Napak
Tilas Kotagede, Kerajaan Mataram Islam
Sebagai
Cikal Bakal Kasultanan Yogyakarta.
Yoga Arif
Kurniawan
Hubungan
Internasional Universitas Darussalam Gontor
drummermagnetic88@gmail.com
Bendera Kerajaan Mataram Islam |
Abstrak
Kraton Kotagede merupakan bagian
Kerajaan Mataram Islam yang memiliki sejarah panjang dan pengaruh hingga
berabad-abad kemudian. Bahkan keberadaannya masih melekat dalam kehidupan
masyarakat Jogja masa kini. Kerajaan Mataram Islam merupakan salah satu kerajaan
yang memiliki pengaruh besar dalam perkembangan Islam di Jawa.
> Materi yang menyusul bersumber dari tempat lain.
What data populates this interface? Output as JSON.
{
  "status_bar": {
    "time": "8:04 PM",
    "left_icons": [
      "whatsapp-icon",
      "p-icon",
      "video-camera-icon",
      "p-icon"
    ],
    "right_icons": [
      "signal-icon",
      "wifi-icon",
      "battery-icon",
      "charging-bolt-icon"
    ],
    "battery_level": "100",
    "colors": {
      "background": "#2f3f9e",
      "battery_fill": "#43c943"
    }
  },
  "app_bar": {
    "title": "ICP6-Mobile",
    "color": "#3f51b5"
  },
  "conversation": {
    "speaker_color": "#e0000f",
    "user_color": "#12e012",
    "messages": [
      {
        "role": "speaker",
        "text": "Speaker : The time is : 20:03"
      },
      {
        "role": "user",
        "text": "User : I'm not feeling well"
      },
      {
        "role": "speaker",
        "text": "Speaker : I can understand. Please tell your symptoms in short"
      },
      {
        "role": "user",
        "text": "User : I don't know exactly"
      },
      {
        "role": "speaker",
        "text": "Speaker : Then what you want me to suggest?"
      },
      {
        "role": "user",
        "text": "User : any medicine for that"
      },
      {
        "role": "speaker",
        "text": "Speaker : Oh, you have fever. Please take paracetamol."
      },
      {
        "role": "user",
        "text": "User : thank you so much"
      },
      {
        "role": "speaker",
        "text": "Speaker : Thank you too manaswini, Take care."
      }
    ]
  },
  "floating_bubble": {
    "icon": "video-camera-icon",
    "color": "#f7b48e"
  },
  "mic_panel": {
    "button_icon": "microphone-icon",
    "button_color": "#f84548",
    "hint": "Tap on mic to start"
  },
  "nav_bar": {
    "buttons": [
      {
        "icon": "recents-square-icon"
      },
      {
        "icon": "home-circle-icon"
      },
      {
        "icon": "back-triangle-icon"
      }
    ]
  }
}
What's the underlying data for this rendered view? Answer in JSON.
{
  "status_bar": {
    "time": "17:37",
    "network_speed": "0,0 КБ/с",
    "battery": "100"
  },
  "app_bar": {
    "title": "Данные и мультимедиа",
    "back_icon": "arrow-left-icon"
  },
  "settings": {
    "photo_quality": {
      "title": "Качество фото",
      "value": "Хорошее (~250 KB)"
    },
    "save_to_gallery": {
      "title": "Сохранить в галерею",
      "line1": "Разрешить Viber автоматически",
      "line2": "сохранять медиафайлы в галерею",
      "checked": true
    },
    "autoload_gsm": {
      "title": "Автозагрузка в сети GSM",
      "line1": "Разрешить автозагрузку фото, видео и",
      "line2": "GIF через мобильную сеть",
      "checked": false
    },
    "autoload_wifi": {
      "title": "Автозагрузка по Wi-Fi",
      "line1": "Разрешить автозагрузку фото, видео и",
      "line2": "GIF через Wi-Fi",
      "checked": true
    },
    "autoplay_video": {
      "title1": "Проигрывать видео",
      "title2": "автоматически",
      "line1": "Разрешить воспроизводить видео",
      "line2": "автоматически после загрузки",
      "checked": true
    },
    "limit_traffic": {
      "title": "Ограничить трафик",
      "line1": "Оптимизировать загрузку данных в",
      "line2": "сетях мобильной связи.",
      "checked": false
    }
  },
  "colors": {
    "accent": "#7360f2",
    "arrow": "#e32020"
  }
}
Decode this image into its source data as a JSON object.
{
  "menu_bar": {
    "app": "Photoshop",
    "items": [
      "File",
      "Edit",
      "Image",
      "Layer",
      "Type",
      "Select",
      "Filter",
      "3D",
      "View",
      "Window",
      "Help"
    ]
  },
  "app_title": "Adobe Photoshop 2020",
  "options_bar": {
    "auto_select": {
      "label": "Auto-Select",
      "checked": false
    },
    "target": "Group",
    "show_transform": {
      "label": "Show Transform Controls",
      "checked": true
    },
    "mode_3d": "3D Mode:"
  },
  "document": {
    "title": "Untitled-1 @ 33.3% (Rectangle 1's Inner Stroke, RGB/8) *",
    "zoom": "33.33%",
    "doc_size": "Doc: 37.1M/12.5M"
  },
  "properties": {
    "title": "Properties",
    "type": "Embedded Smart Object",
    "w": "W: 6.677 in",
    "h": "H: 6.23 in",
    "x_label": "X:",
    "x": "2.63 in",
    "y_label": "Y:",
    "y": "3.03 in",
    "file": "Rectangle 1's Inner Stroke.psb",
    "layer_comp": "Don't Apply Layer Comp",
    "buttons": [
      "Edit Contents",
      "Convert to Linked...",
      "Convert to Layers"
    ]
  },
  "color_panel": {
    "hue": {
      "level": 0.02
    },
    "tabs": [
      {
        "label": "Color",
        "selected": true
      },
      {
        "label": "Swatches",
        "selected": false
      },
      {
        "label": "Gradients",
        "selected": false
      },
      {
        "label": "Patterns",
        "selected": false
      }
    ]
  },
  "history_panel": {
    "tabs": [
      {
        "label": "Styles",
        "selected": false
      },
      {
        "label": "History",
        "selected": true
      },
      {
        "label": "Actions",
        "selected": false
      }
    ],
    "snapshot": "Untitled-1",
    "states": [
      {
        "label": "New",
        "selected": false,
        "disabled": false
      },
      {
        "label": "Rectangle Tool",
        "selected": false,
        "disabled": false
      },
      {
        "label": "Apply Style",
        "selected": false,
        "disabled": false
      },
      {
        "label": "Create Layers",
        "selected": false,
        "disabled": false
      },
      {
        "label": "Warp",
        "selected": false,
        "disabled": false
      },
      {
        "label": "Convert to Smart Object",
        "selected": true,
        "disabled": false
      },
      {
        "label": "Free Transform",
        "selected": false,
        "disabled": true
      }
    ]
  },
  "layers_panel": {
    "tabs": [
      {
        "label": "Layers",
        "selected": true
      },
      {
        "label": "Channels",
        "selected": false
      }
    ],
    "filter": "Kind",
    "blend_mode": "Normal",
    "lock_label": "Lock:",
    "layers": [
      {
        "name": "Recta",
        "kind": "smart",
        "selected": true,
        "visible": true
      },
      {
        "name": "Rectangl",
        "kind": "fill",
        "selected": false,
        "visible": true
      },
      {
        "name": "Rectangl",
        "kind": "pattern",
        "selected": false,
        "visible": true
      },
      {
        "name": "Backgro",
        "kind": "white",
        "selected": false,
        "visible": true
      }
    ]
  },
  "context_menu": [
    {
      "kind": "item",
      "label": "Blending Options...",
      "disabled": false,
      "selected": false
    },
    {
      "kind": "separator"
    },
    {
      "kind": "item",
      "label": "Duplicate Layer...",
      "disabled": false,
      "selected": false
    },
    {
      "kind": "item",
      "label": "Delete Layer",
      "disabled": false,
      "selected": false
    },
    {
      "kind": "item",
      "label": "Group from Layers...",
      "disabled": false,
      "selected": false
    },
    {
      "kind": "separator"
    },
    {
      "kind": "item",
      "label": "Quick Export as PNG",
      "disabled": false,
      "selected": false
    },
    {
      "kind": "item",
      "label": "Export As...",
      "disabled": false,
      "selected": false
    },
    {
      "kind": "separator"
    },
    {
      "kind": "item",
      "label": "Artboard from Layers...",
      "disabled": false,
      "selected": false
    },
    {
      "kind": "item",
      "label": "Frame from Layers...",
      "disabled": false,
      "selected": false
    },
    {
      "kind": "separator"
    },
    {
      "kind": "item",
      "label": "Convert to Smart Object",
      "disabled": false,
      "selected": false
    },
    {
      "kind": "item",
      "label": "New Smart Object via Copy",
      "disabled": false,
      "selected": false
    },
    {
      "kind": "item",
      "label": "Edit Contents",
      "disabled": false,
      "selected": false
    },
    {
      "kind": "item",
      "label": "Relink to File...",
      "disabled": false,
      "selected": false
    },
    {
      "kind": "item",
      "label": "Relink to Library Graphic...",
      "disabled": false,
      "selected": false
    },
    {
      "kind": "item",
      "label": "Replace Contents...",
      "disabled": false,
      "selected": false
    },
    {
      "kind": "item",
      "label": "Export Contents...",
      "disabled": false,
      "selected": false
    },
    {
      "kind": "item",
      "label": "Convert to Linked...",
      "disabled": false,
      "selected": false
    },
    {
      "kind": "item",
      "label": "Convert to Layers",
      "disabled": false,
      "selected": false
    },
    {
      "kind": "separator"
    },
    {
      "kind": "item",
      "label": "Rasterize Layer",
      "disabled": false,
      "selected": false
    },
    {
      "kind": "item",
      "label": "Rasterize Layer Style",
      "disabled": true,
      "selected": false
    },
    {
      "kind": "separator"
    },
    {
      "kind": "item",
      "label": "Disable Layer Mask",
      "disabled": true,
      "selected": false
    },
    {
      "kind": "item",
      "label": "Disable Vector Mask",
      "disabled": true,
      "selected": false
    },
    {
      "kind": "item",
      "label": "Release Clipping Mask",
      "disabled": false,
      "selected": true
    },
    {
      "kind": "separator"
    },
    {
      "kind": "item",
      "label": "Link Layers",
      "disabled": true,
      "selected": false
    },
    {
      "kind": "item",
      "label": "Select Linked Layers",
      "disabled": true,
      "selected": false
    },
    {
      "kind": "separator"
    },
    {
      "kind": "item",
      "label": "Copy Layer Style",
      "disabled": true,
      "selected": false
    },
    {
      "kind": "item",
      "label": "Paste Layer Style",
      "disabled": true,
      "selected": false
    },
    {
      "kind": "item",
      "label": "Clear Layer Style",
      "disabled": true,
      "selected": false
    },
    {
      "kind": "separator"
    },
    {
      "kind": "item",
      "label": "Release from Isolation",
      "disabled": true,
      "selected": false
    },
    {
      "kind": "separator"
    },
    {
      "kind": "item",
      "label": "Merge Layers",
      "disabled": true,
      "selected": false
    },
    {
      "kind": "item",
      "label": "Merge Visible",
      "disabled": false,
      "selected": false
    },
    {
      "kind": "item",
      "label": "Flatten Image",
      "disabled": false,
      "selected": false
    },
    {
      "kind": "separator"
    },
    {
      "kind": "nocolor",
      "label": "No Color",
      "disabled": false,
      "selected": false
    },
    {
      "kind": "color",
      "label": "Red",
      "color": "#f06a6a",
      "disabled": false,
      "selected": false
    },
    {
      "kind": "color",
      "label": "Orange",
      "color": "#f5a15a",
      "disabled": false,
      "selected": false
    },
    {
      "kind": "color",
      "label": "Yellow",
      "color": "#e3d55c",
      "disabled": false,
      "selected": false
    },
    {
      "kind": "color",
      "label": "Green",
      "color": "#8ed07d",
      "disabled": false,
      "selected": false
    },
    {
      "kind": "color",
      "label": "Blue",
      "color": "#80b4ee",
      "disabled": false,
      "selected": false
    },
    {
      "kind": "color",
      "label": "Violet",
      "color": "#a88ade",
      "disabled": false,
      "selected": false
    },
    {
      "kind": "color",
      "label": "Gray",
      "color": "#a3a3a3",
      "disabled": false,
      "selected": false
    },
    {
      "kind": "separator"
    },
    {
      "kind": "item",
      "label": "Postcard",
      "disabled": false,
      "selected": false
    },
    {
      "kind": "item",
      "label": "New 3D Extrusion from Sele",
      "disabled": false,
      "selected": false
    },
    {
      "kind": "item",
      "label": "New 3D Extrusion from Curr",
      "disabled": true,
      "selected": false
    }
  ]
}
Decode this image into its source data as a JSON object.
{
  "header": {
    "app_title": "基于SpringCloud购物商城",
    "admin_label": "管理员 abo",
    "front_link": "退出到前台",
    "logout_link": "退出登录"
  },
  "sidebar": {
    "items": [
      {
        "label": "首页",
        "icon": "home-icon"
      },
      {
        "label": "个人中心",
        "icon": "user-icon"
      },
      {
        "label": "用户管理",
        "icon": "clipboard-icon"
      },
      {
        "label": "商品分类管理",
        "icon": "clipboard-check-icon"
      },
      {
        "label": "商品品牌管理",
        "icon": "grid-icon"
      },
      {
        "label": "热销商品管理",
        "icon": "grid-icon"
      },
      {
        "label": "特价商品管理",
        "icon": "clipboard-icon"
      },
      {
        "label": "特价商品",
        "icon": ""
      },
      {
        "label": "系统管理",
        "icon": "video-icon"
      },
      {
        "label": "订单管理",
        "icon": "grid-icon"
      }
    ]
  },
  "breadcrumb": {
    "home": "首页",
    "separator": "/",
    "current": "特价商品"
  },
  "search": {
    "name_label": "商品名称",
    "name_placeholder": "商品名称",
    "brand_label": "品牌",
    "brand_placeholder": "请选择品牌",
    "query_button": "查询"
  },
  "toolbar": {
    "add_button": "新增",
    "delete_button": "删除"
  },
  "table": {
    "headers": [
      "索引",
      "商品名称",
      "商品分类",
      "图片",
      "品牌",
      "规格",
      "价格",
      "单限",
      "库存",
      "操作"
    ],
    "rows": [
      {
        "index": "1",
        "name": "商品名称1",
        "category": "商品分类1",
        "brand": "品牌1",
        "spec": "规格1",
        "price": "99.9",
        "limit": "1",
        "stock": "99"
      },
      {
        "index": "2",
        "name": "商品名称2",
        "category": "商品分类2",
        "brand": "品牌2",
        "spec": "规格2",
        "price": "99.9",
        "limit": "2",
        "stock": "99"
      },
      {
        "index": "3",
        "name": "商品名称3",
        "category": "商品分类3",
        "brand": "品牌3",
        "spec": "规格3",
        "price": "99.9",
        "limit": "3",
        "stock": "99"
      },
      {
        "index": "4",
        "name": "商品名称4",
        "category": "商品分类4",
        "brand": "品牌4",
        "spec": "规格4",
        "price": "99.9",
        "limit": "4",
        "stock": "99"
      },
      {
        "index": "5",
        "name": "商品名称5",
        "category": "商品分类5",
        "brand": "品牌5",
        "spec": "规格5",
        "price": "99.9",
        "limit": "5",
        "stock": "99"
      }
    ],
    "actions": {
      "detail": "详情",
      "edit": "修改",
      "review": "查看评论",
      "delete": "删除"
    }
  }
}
Munculnya
Kasultanan Yogyakarta yang masih ada hingga saat ini merupakan kelanjutan
Kerajaan Mataram Islam yang terpecah belah akibat perang saudara yang
disebabkan adu domba VOC. Tindakannya yang selalu mencampuri urusan dalam
kerajaan merupakan usaha VOC untuk melenyapkan Mataram yang dianggap sebagai
penghalangnya dalam menguasai Jawa.
Pendahuluan
Kotagede, adalah suatu kecamatan
yang terletak di pinggiran Kota Yogyakarta yang berbatasan langsung dengan
Kabupaten Bantul. Pada zaman dahulu, Kotagede merupakan Ibu Kota Kerajaan
Mataram Islam yang memiliki sejarah panjang dan pengaruh yang besar dalam
sejarah perkembangan Islam di Jawa.
Pada abad ke 14, Pulau Jawa berada
di bawah kepempinan kesultanan Pajang yang berpusat di Jawa Tengah. Sultan
Hadiwijaya, yang memimpin Pajang pada saat itu memberikan hadiah berupa Alas
(hutan) Mentaok, yang saat ini dikenal dengan Kotagede dengan area yangcukup
luas kepada Ki Ageng Pemanahan. Hadiah ini diberikan setelah beliau berhasil
menaklukkan musuh kerajaan. Selanjutnya, Ki Ageng Pemanahan dengan keluarga dan
pengikutnya berpindah ke Alas Mentaok, sebuah hutan yang sebenarnya adalah
pusat Kerajaan Mataram Hindu pada masa - masa sebelumnya. Beliau membangun desa
kecil di hutan tersebut. (Kotagede, Warisan Sejarah
Kerajaan Mataram Kuno, 2012) .
Sebagai salah satu daerah terpenting
di Yogyakarta, Kotagede merupakan kawasan bersejarah yang merupakan The Old
Capital City, yang menyimpan sejarah mengenai lahirnya Mataram Islam
sebagai kerajaan yang pernah berkuasa di tanah Jawa. (Kotagede
Yogyakarta Kota Sejarah, 2016) .
Asal
Usul Berdirinya Kerajaan Mataram Islam
Kemunculan Kerajaan Mataram Islam
berawal dari tanah perdikan di Mentaok (Mataram) yang diberikan kepada Ki Ageng
Pamanahan oleh Sultan Hadiwijoyo, Sultan Pajang. Tanah perdikan atau sima
merupakan sebidang tanah yang diberikan kepada orang yang berjasa kepada raja
yang berkuasa. Ketika itu Ki Ageng Pamanahan berhasil menumpas Arya Penangsang,
yang sebelumnya membunuh Sunan Prawoto, penguasa terakhir Kerajaan Demak pada
1549. “Kerajaan Mataram Islam yang berlokasi di Kotagede muncul seiring
dengan runtuhnya Kerajaan Pajang,” tutur Johannes Marbun, budayawan dari
Masyarakat Advokasi Warisan Budaya (Madya).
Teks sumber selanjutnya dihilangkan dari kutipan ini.